Single authoring is motivated by the need to author, maintain, and revise content for delivery to an ever increasing plethora of end-user devices. Hand authoring of the target pages leads to the “M times N problem”. An application composed on M “pages” to be accessed via N devices requires M x N authoring steps and it results into M x N presentation pages to maintain. Generic separation of content from presentation results into non-re-usable style sheets and a similar M x N problem with the style sheets.

Multiple authoring is an even more complex problem when synchronization is needed across channels.

Single Document --Multiple Views

We advocate a programming approach that enables separation of specific content from the presentation enabling re-usable style sheets for default presentation in the final form. Specialization can then be performed in-line or via channel specific style sheets.

The underlying principle of single authoring is the Model View Controller:

Separating content from presentation in order to achieve content re-use is now the accepted way of deploying future information on the World Wide Web. In the current W3C architecture, such separation is achieved by representing content in XML that is then transformed to appropriate final-form presentations via XSL transforms.

Appropriate factorization

We believe that single authoring can be achieved by realizing that in addition to form and content there is a third component, the interaction, that lies at the heart of turning static information presentations into interactive information.
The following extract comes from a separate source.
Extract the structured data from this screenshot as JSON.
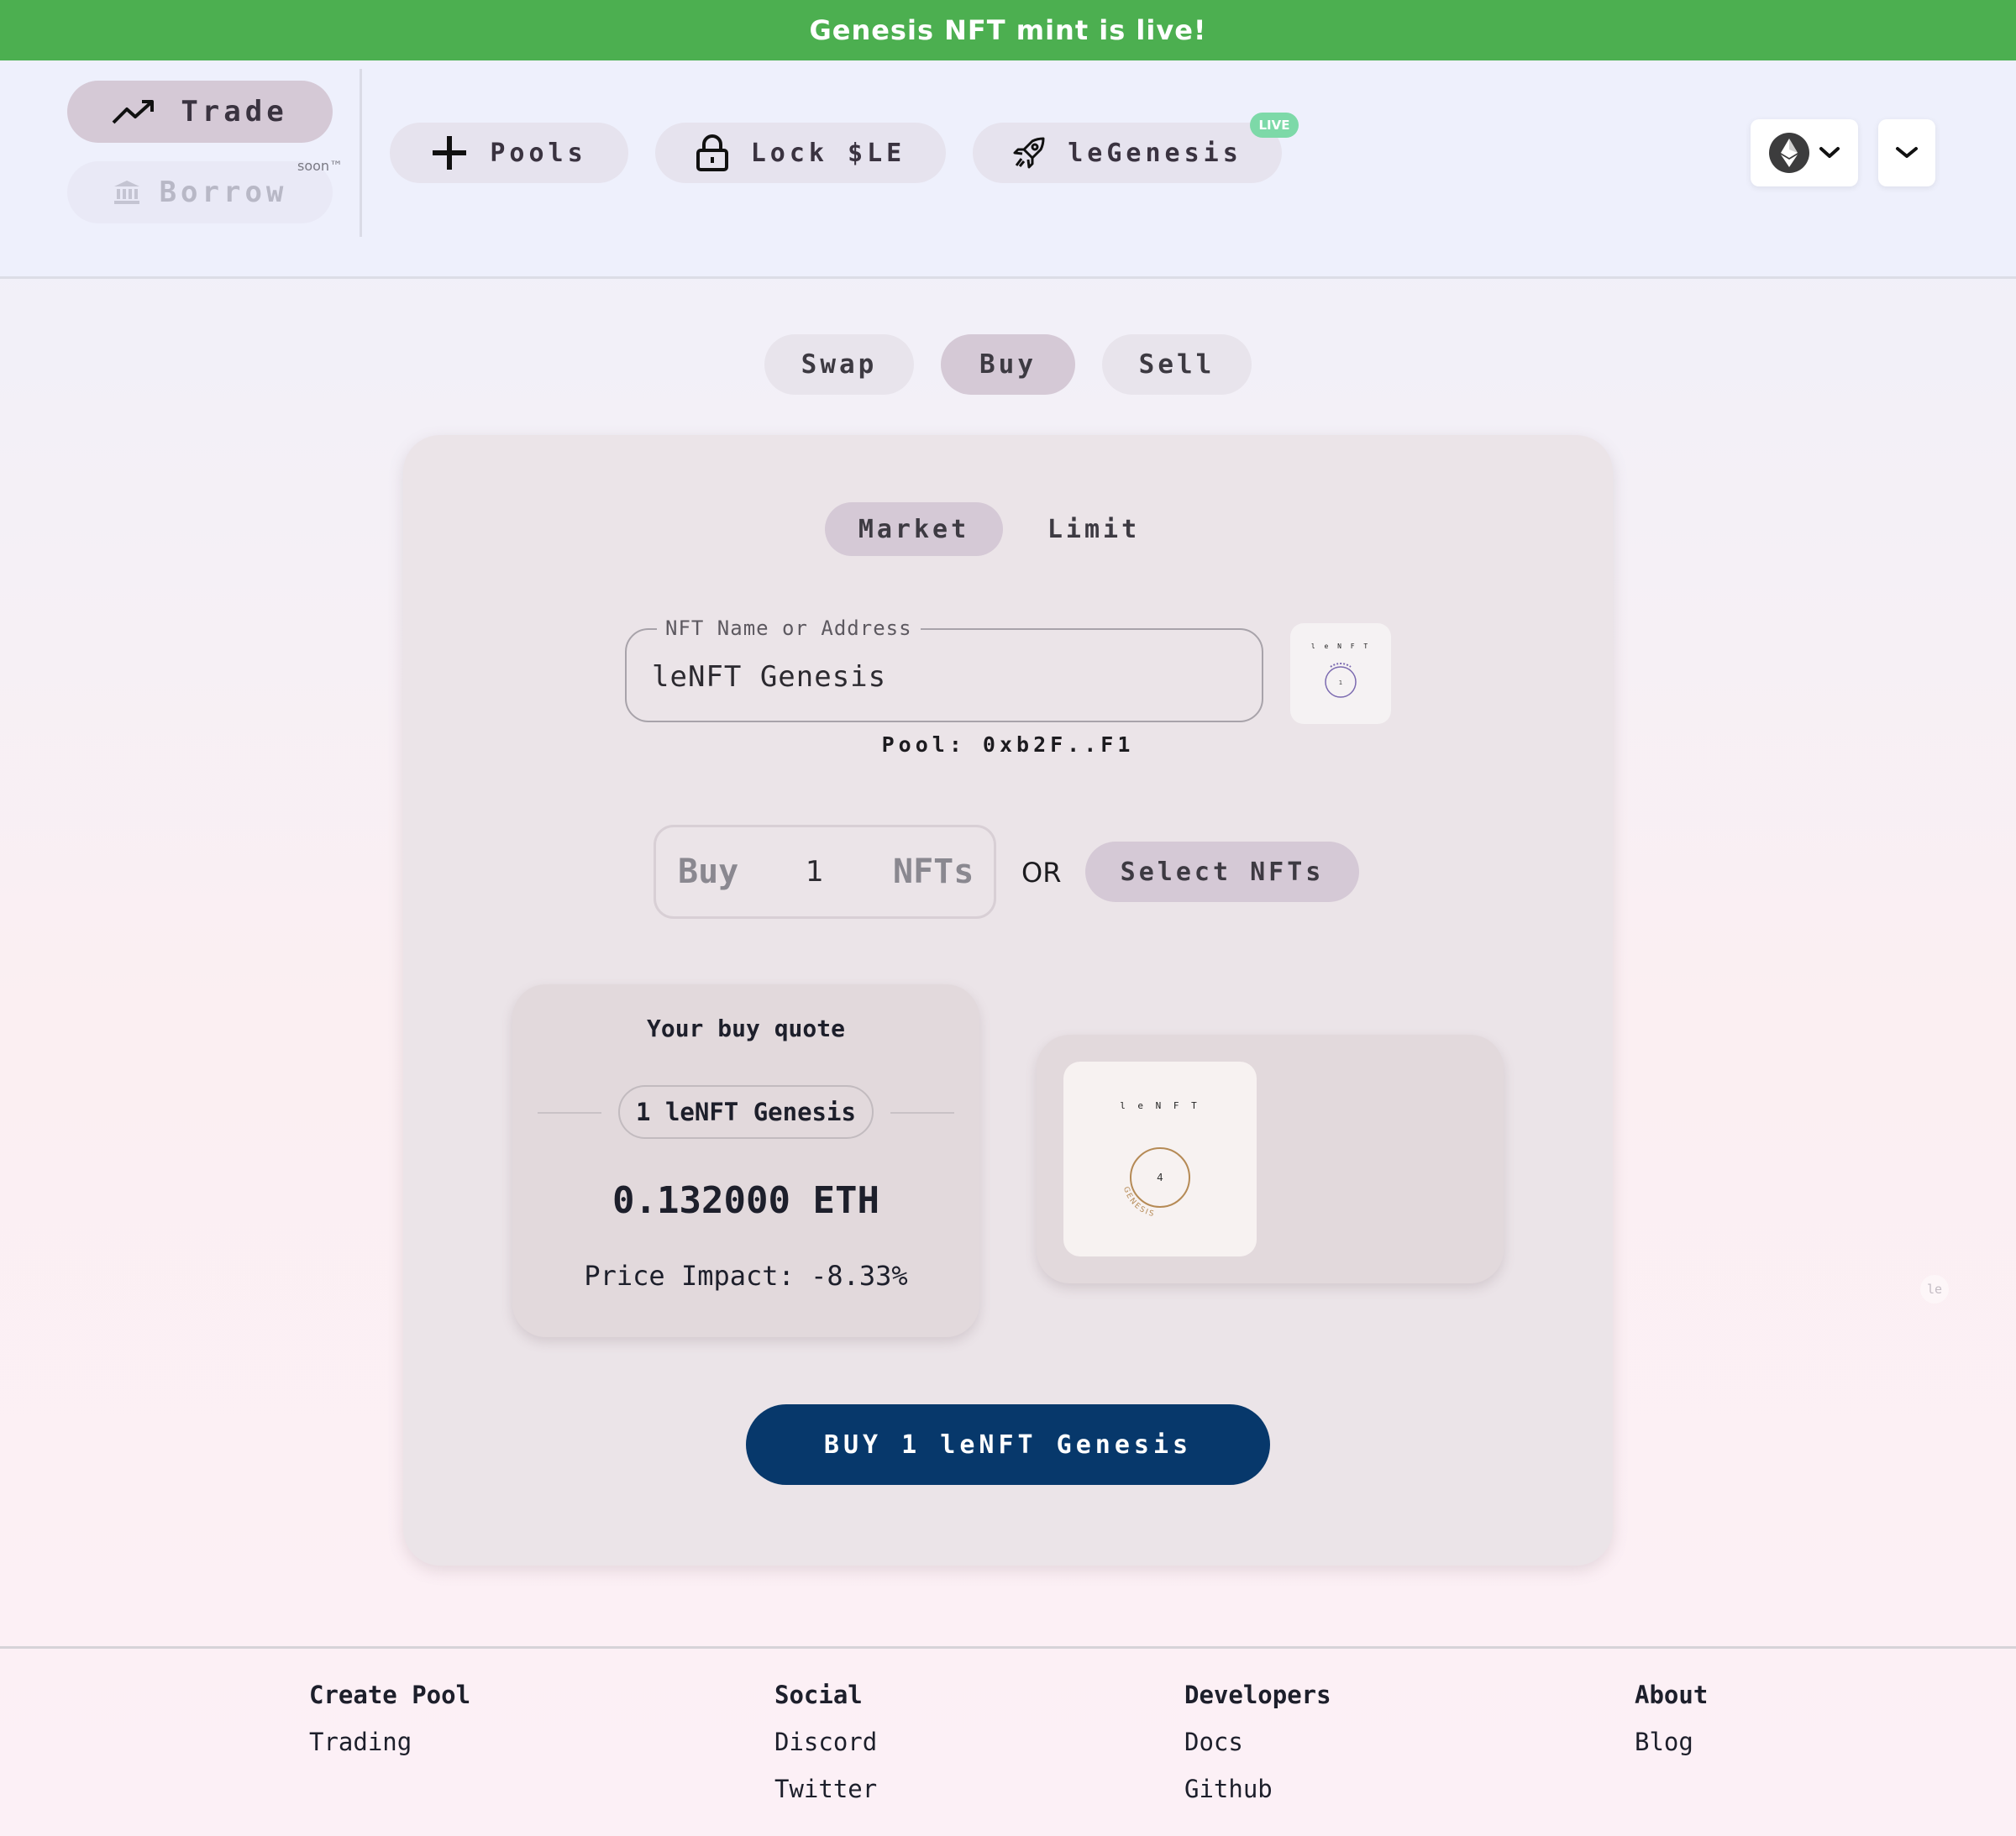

Separation Of Concerns -- ease of application development and maintenance

Single authoring for a multiplicity of interfaces and deployment environments necessarily involves addressing of issues of presentation specific to each channel e.g., designing the look and feel for the visual presentation, the sound and feel for the auditory representation. We believe that a single authoring framework should allow these concerns to be cleanly separated so that:

Synchronized Multi-modal Views

During multi-modal or multi-device interactions, the MVC principle becomes especially relevant. The user interacts via the controller on a given view. Instead of modifying the view, his or her actions update the state of the model. It results in an update of the different registered views to be synchronized. Details can be found in [1].
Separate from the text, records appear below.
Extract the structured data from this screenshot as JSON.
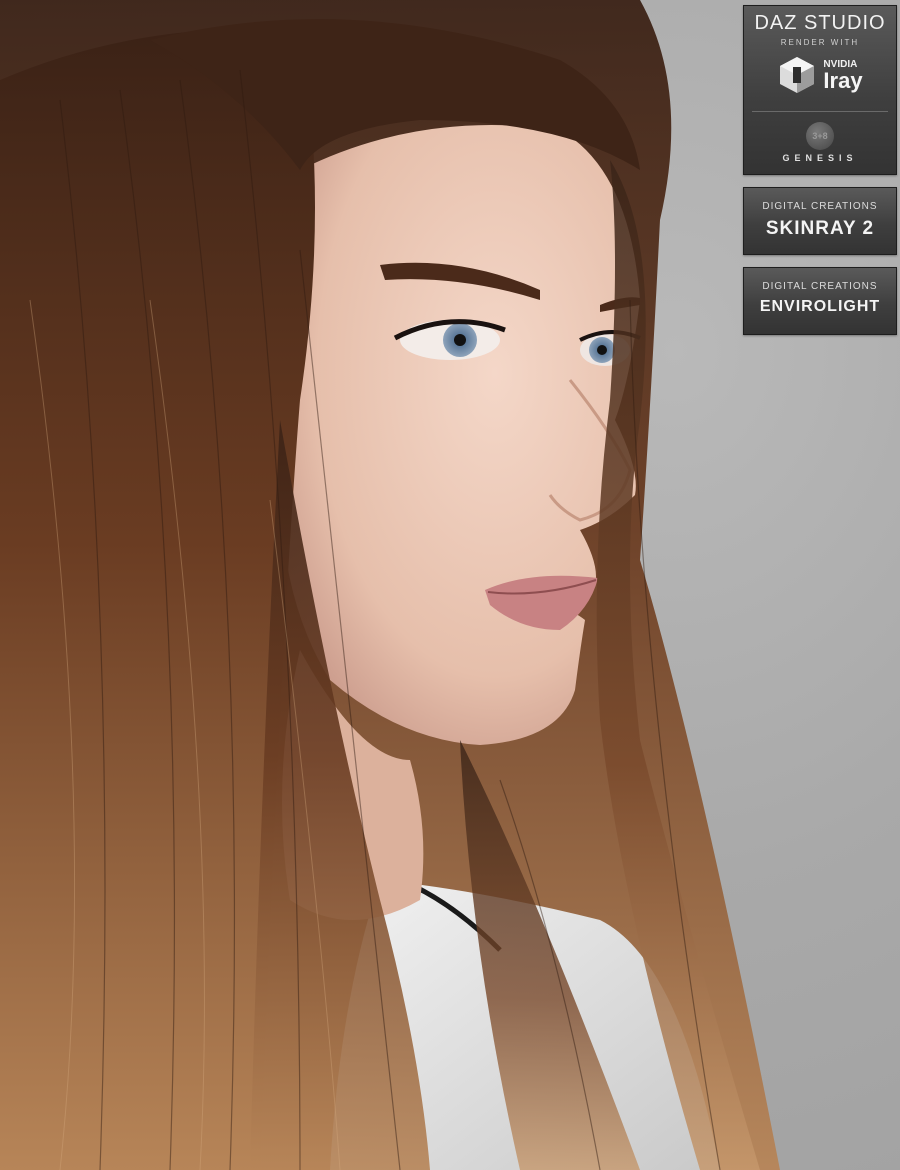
{
  "daz_badge": {
    "title": "DAZ STUDIO",
    "subtitle": "RENDER WITH",
    "nvidia": "NVIDIA",
    "iray": "Iray",
    "genesis_mark": "3+8",
    "genesis": "GENESIS"
  },
  "skinray_badge": {
    "maker": "DIGITAL CREATIONS",
    "product": "SKINRAY 2"
  },
  "envirolight_badge": {
    "maker": "DIGITAL CREATIONS",
    "product": "ENVIROLIGHT"
  },
  "colors": {
    "background": "#a7a7a7",
    "hair": "#5a3220",
    "skin": "#e8c3b0",
    "badge": "#3f3f3f"
  },
  "icons": {
    "iray_logo": "nvidia-cube-icon"
  }
}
Single authoring for delivering to a multiplicity of synchronized target devices and environment has one final crucial advantage. As we evolve towards devices that deliver multi-modal user interaction, single authoring enables the generation of tightly synchronized presentations across different channels, without requiring re-authoring of the multi-channel applications. The MVC principle guarantees that these applications are also ready for synchronization across channels.

Such synchronization allows user intent expressed in a given channel to be propagated to all the interaction components of a multi-modal system. We speak of tightly coupled multi-modal interactions by opposition to loosely coupled multi-modal interactions where each channel has its own model that periodically synchronizes with the models associated to the other channels. A tightly coupled solution can support a wide range of synchronization granularities. It also allows optimization of the interaction, by allowing given interactions to take place in the channel that is best suited as well as to revert to another channel when it is not available or capable enough.


We recommend the constitution of a Working Group within one of the leading standard organizations to address single authoring languages and frameworks for multi-channel interactions as well as tightly coupled multi-modal interactions.


This section contains our requirements for authoring the multi-modal web. As we consider that single authoring is the key requirement of the multi-modal web, these requirements are also the requirements for single authoring of multi-channel and multi-modal applications.

In addition, for multi-modal rendering, we recommend to leverage the forthcoming DOM level 2 specifications to enable the implementation of the MVC with legacy browsers [1]. It implies that the supported channel specific languages must have a DOM level 2 standardized specification.


[1] S. H. Maes and T. V. Raman, Multi-modal interaction in the Age of Information Appliance, in Proceedings ICME 2000, July 2000, New York, USA.